Dental disease is one of the most common health problems in dogs and cats, and proper care is crucial in maintaining your pet's overall health. Even minor issues, such as tartar buildup, can lead to serious heart, lung, liver and kidney problems if they're left untreated. At Countryside, we include an oral exam with every pet's annual wellness check. If our veterinarian discovers signs of dental disease including swollen guns (or gingivitis), dental tartar, plaque or tooth decay, a dental cleaning for your pet will most likely be recommended. Including an oral exam in your pet's annual wellness check is effective not only in prevention, but in positively impacting overall health.
Symptoms of Dental Disease May Include:
- Bad Breath
- Broken or loose teeth
- Teeth that are discolored or covered in tartar
- Reduced appetite or refusal to eat
- Swelling in the areas surrounding the mouth
- Discharge from the nose
- Redness or open sores on the face
The new trend: anesthesia free dentistry
Initially, an anesthesia free dental may sound less complicated and better for your pet and wallet, but have you done any investigating? Here is why we choose to only do dentals under anesthesia:
Anesthesia free dentals require your pet to be restrained while their teeth are cleaned. Just consider, even the slightest head movement could result in an injury to your pet's oral tissues. Also, imagine the stress your pet will be under as they are held down for a teeth cleaning.
Your pet's teeth may look clean after an anesthesia free dental, but they are still just as at risk for peridontal disease.

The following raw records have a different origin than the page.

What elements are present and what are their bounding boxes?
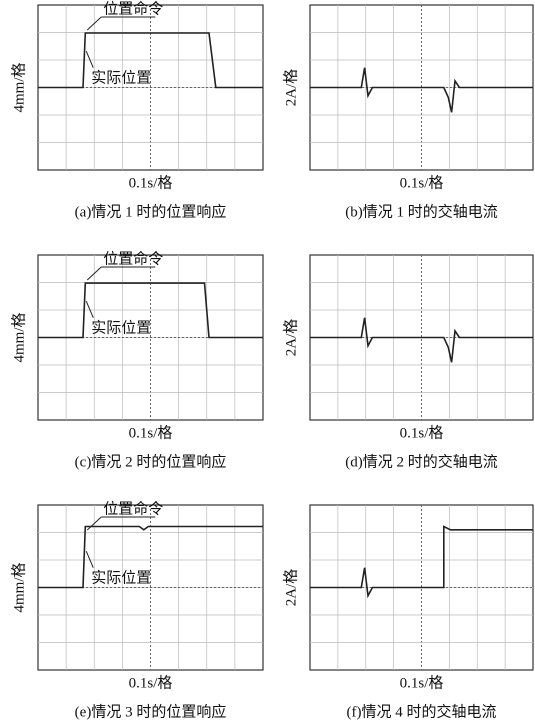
x-label: 0.1s/格	[129, 424, 173, 441]
caption: (d)情况 2 时的交轴电流	[345, 452, 498, 470]
x-label: 0.1s/格	[400, 424, 444, 441]
x-label: 0.1s/格	[129, 174, 173, 191]
caption: (c)情况 2 时的位置响应	[75, 452, 227, 470]
annotation: 位置命令	[103, 0, 163, 17]
annotation: 实际位置	[91, 320, 151, 337]
x-label: 0.1s/格	[400, 174, 444, 191]
annotation: 位置命令	[103, 499, 163, 517]
annotation: 位置命令	[103, 249, 163, 267]
caption: (a)情况 1 时的位置响应	[75, 202, 227, 220]
x-label: 0.1s/格	[129, 674, 173, 691]
y-label: 4mm/格	[10, 62, 27, 112]
y-label: 2A/格	[282, 319, 299, 357]
y-label: 2A/格	[282, 69, 299, 107]
caption: (e)情况 3 时的位置响应	[75, 702, 227, 720]
annotation: 实际位置	[91, 570, 151, 587]
panel: 2A/格 0.1s/格 (d)情况 2 时的交轴电流	[282, 255, 533, 470]
y-label: 2A/格	[282, 569, 299, 607]
annotation: 实际位置	[91, 70, 151, 87]
caption: (b)情况 1 时的交轴电流	[345, 202, 498, 220]
y-label: 4mm/格	[10, 312, 27, 362]
y-label: 4mm/格	[10, 562, 27, 612]
figure: 4mm/格0.1s/格(a)情况 1 时的位置响应位置命令实际位置2A/格0.1…	[0, 0, 535, 726]
caption: (f)情况 4 时的交轴电流	[347, 702, 497, 720]
panel: 2A/格 0.1s/格 (b)情况 1 时的交轴电流	[282, 5, 533, 220]
x-label: 0.1s/格	[400, 674, 444, 691]
panel: 2A/格 0.1s/格 (f)情况 4 时的交轴电流	[282, 505, 533, 720]
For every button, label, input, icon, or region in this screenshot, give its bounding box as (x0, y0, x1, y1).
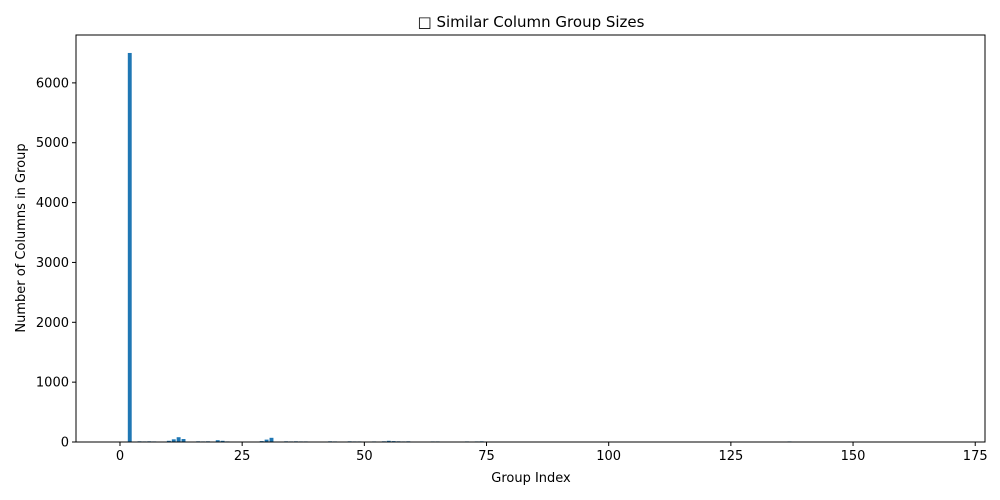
bar (176, 437, 181, 442)
bar (220, 440, 225, 442)
x-tick-label: 0 (116, 449, 124, 464)
x-tick-label: 100 (596, 449, 621, 464)
bar (127, 52, 132, 443)
x-axis-ticks: 0 25 50 75 100 125 150 175 (116, 442, 988, 464)
bar (166, 440, 171, 442)
bar (386, 440, 391, 442)
x-tick-label: 125 (718, 449, 743, 464)
y-axis-ticks: 0 1000 2000 3000 4000 5000 6000 (36, 76, 76, 451)
x-tick-label: 75 (478, 449, 495, 464)
x-tick-label: 175 (963, 449, 988, 464)
bar (264, 439, 269, 442)
x-tick-label: 25 (234, 449, 251, 464)
y-tick-label: 2000 (36, 316, 69, 331)
bar (181, 439, 186, 442)
bar (171, 439, 176, 442)
bar (215, 440, 220, 442)
x-tick-label: 150 (841, 449, 866, 464)
x-tick-label: 50 (356, 449, 373, 464)
x-axis-label: Group Index (491, 471, 571, 486)
y-tick-label: 1000 (36, 376, 69, 391)
bar (269, 437, 274, 442)
y-tick-label: 6000 (36, 76, 69, 91)
plot-frame (75, 34, 986, 443)
y-tick-label: 3000 (36, 256, 69, 271)
chart-title: □ Similar Column Group Sizes (418, 13, 645, 31)
y-tick-label: 0 (61, 436, 69, 451)
y-axis-label: Number of Columns in Group (14, 143, 29, 332)
y-tick-label: 4000 (36, 196, 69, 211)
y-tick-label: 5000 (36, 136, 69, 151)
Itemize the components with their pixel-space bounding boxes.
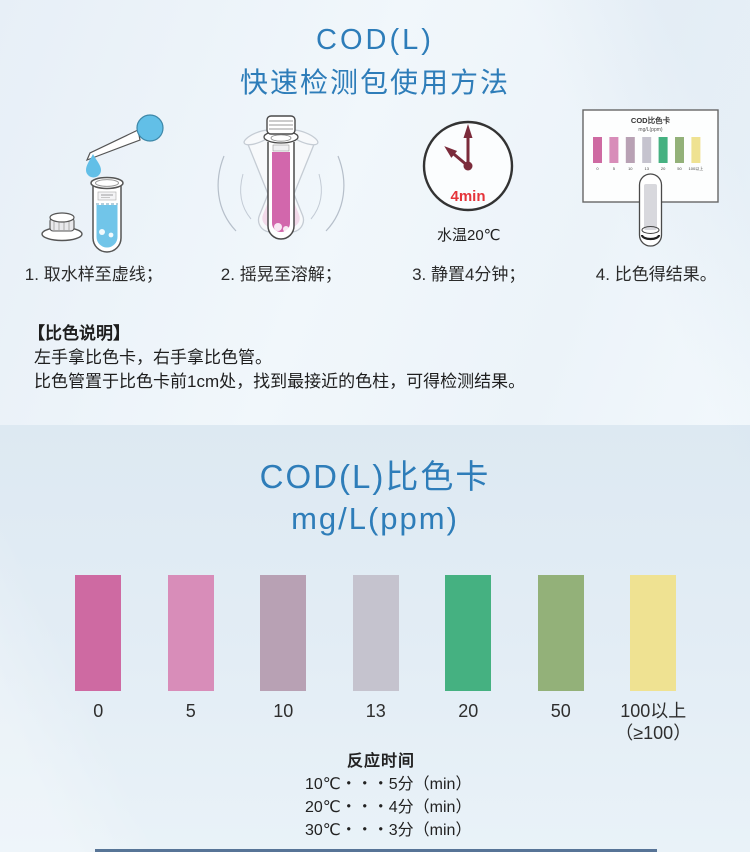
swatch-label: 100以上 （≥100） <box>615 700 691 744</box>
test-tube-icon <box>90 176 124 253</box>
swatch-column: 50 <box>515 575 608 744</box>
step-3-wait: 4min 水温20℃ 3. 静置4分钟； <box>375 104 563 285</box>
color-card-header: COD(L)比色卡 mg/L(ppm) <box>0 450 750 537</box>
swatch <box>75 575 122 691</box>
step-4-compare: COD比色卡 mg/L(ppm) 0 5 10 <box>563 104 750 285</box>
step-caption: 3. 静置4分钟； <box>412 265 526 284</box>
mini-swatch <box>658 137 668 163</box>
swatch-label: 5 <box>185 701 196 721</box>
mini-swatch <box>592 137 602 163</box>
step-caption: 4. 比色得结果。 <box>595 265 717 284</box>
mini-swatch <box>691 137 701 163</box>
reaction-time-row: 10℃・・・5分（min） <box>305 776 472 793</box>
instruction-line: 比色管置于比色卡前1cm处，找到最接近的色柱，可得检测结果。 <box>34 372 526 391</box>
swatch-column: 13 <box>330 575 423 744</box>
svg-text:10: 10 <box>628 166 633 171</box>
svg-text:5: 5 <box>613 166 616 171</box>
sampling-illustration-icon <box>41 114 164 253</box>
motion-arc <box>217 155 237 232</box>
step-2-shake: 2. 摇晃至溶解； <box>188 104 376 285</box>
swatch <box>630 575 677 691</box>
reaction-time-block: 反应时间 10℃・・・5分（min） 20℃・・・4分（min） 30℃・・・3… <box>305 750 471 842</box>
swatch-label: 10 <box>273 701 294 721</box>
step-1-sample: 1. 取水样至虚线； <box>0 104 188 285</box>
header: COD(L) 快速检测包使用方法 <box>0 24 750 101</box>
water-temp-note: 水温20℃ <box>436 227 501 244</box>
page-subtitle: 快速检测包使用方法 <box>239 67 510 98</box>
clock-hand-minute <box>463 124 473 166</box>
step-2-illustration <box>188 104 375 254</box>
mini-swatch <box>641 137 651 163</box>
swatch-label-line2: （≥100） <box>615 723 692 743</box>
clock-icon: 4min <box>423 120 514 212</box>
swatch <box>167 575 214 691</box>
shaking-tube-icon <box>217 115 345 240</box>
step-caption: 1. 取水样至虚线； <box>24 265 163 284</box>
mini-swatch-row <box>592 137 701 163</box>
svg-text:0: 0 <box>596 166 599 171</box>
swatch <box>260 575 307 691</box>
step-4-illustration: COD比色卡 mg/L(ppm) 0 5 10 <box>563 104 750 254</box>
clock-duration-label: 4min <box>451 188 486 205</box>
svg-text:20: 20 <box>661 166 666 171</box>
page-title: COD(L) <box>316 24 434 56</box>
water-drop-icon <box>86 154 102 178</box>
swatch-label-line1: 100以上 <box>620 701 687 721</box>
swatch-column: 20 <box>422 575 515 744</box>
swatch-column: 100以上 （≥100） <box>607 575 700 744</box>
color-swatch-chart: 0 5 10 13 20 50 100以上 （≥100） <box>52 575 700 744</box>
svg-text:100以上: 100以上 <box>688 165 703 171</box>
step-3-illustration: 4min 水温20℃ <box>375 104 562 254</box>
reaction-time-row: 30℃・・・3分（min） <box>305 822 472 839</box>
mini-swatch-labels: 0 5 10 13 20 50 100以上 <box>596 165 703 171</box>
top-section-background <box>0 0 750 425</box>
color-card-unit: mg/L(ppm) <box>291 501 459 536</box>
bottom-divider <box>95 849 657 852</box>
steps-row: 1. 取水样至虚线； <box>0 104 750 285</box>
step-1-illustration <box>0 104 187 254</box>
color-card-title: COD(L)比色卡 <box>259 458 491 495</box>
instruction-line: 左手拿比色卡，右手拿比色管。 <box>34 348 272 367</box>
cap-icon <box>41 212 83 242</box>
motion-arc <box>310 173 322 220</box>
mini-swatch <box>609 137 619 163</box>
motion-arc <box>239 173 252 220</box>
instructions-block: 【比色说明】 左手拿比色卡，右手拿比色管。 比色管置于比色卡前1cm处，找到最接… <box>28 322 525 394</box>
step-caption: 2. 摇晃至溶解； <box>220 265 342 284</box>
swatch-label: 13 <box>365 701 386 721</box>
swatch-column: 5 <box>145 575 238 744</box>
swatch <box>352 575 399 691</box>
swatch-label: 20 <box>458 701 479 721</box>
mini-swatch <box>674 137 684 163</box>
comparison-tube-icon <box>638 173 662 247</box>
svg-text:13: 13 <box>644 166 649 171</box>
svg-text:50: 50 <box>677 166 682 171</box>
mini-swatch <box>625 137 635 163</box>
reaction-time-heading: 反应时间 <box>347 753 416 770</box>
swatch-label: 0 <box>93 701 104 721</box>
capped-tube-icon <box>263 115 299 240</box>
reaction-time-row: 20℃・・・4分（min） <box>305 799 472 816</box>
color-card-icon: COD比色卡 mg/L(ppm) 0 5 10 <box>582 109 719 247</box>
swatch <box>445 575 492 691</box>
clock-center-dot <box>463 161 473 171</box>
instructions-heading: 【比色说明】 <box>28 324 130 343</box>
swatch-label: 50 <box>550 701 571 721</box>
mini-card-subtitle: mg/L(ppm) <box>638 127 663 133</box>
swatch-column: 0 <box>52 575 145 744</box>
dropper-icon <box>86 114 164 162</box>
swatch-column: 10 <box>237 575 330 744</box>
mini-card-title: COD比色卡 <box>631 115 671 125</box>
swatch <box>537 575 584 691</box>
motion-arc <box>325 155 345 232</box>
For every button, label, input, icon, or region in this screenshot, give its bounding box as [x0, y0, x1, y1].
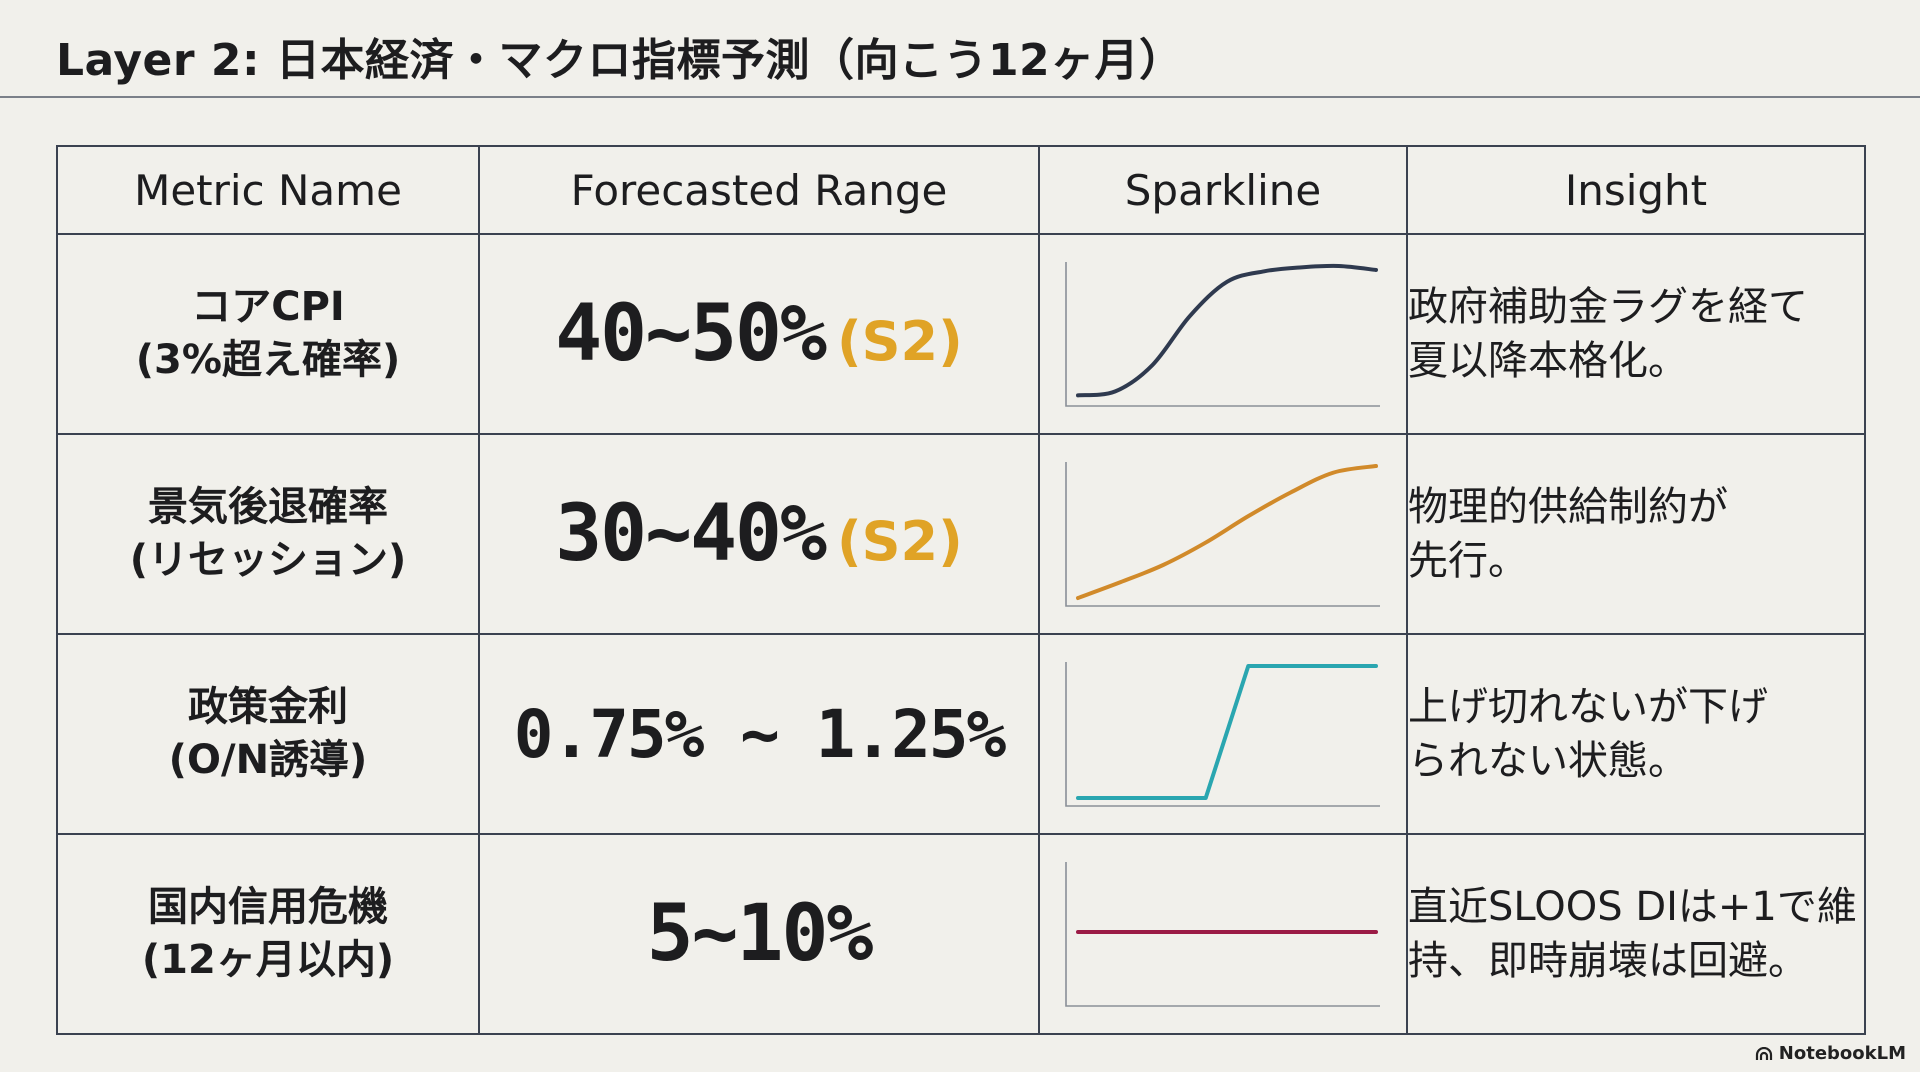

The most critical part of a pet's dental is cleaning and scaling below the gum line.
Prior to your pet receiving anesthesia, a thorough examination and bloodwork will be completed to ensure your pet is healthy enough to undergo the procedure. In order to provide our patients with the highest level of care, dental radiographs are also performed with every dental patient. Our guidelines for dental procedures align with the standards of the American Veterinary Medical Association.